1/4 - 3: Okay W day down and it was actually kinda real nice, will not happen for a while as I was put on fabricating braces for lights, the thin metal sheeting will be too thin and will not support the weight. So the supervisor I was with left as he said he would and I am in limbo but with another.
First I have to cut metal strut in half, no problem ten ' divided by two is 5' draw a straight line and cut. So ten metal struts to 20 5' struts, then find center again and mark, still easy. The hard part each light, and there are 16, already has two supports that are threaded, so the cuts have to be on the mark as we have to worry about water damage and use a 3/4 inch hole saw that cuts steal.
He tells me that the supports are 24 and 2/3rds apart and leaves me to do my thing, knowing it is always best to measure twice cut once, I check and disagree. By lunch he comes to check on me, and I ask him to verify the distance and see if we agree, and tell him my measurement. To his shock and trying to come up with a few excuses, and checking eight more lights my measurement is in fact correct and I have divided, and drawn the half marks the, and he got this wrong as well, not a sixteenth a thirty-second of an inch. All the marks were made and sitting in line pretty.

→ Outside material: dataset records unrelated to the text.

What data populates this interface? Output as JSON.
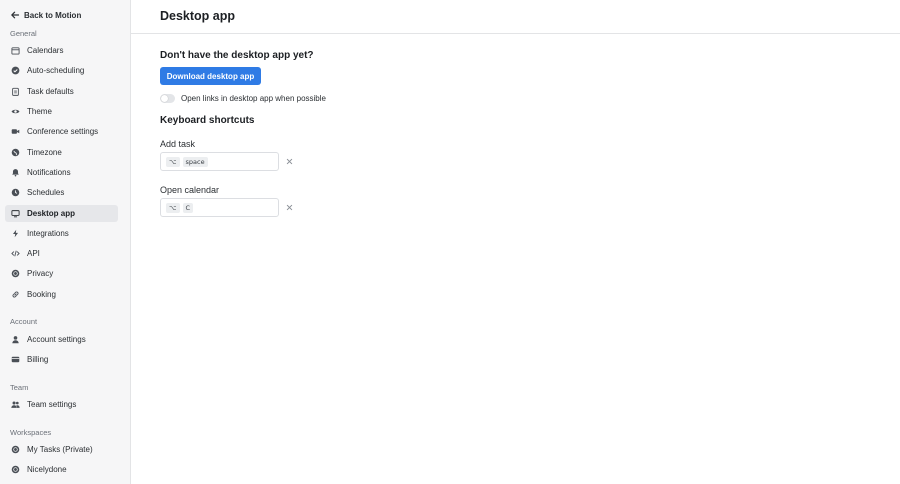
{
  "sidebar": {
    "back_label": "Back to Motion",
    "sections": {
      "general": "General",
      "account": "Account",
      "team": "Team",
      "workspaces": "Workspaces"
    },
    "general_items": [
      {
        "label": "Calendars",
        "icon": "calendar-icon"
      },
      {
        "label": "Auto-scheduling",
        "icon": "check-circle-icon"
      },
      {
        "label": "Task defaults",
        "icon": "clipboard-icon"
      },
      {
        "label": "Theme",
        "icon": "eye-icon"
      },
      {
        "label": "Conference settings",
        "icon": "video-icon"
      },
      {
        "label": "Timezone",
        "icon": "globe-icon"
      },
      {
        "label": "Notifications",
        "icon": "bell-icon"
      },
      {
        "label": "Schedules",
        "icon": "clock-icon"
      },
      {
        "label": "Desktop app",
        "icon": "monitor-icon",
        "active": true
      },
      {
        "label": "Integrations",
        "icon": "bolt-icon"
      },
      {
        "label": "API",
        "icon": "code-icon"
      },
      {
        "label": "Privacy",
        "icon": "shield-icon"
      },
      {
        "label": "Booking",
        "icon": "link-icon"
      }
    ],
    "account_items": [
      {
        "label": "Account settings",
        "icon": "user-icon"
      },
      {
        "label": "Billing",
        "icon": "credit-card-icon"
      }
    ],
    "team_items": [
      {
        "label": "Team settings",
        "icon": "users-icon"
      }
    ],
    "workspace_items": [
      {
        "label": "My Tasks (Private)",
        "icon": "workspace-icon"
      },
      {
        "label": "Nicelydone",
        "icon": "workspace-icon"
      }
    ]
  },
  "header": {
    "title": "Desktop app"
  },
  "main": {
    "heading": "Don't have the desktop app yet?",
    "download_button": "Download desktop app",
    "toggle_label": "Open links in desktop app when possible",
    "toggle_on": false,
    "shortcuts_heading": "Keyboard shortcuts",
    "shortcuts": [
      {
        "label": "Add task",
        "modifier": "⌥",
        "key": "space"
      },
      {
        "label": "Open calendar",
        "modifier": "⌥",
        "key": "C"
      }
    ]
  },
  "colors": {
    "accent": "#2f7be5",
    "sidebar_bg": "#f6f6f7",
    "active_item_bg": "#e6e7ea"
  }
}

Back from lunch he wants to start to measure the outside, that is 84 and one half inch from side to side. No I said 84 and 5/8 and even went back and said "I think we are about to do this wrong." LOL as in he instructed me wrong on how to get center on the doors. Right again, and he came back to find that I was already cutting the struts, each fit perfect. Had we done it his way all would have not worked. By the end of the day he said. "If it was not so long your nickname would be "Mr sixteenth of an inch."" LOL yeah worked in the last office in Texas that drew blueprints by hand.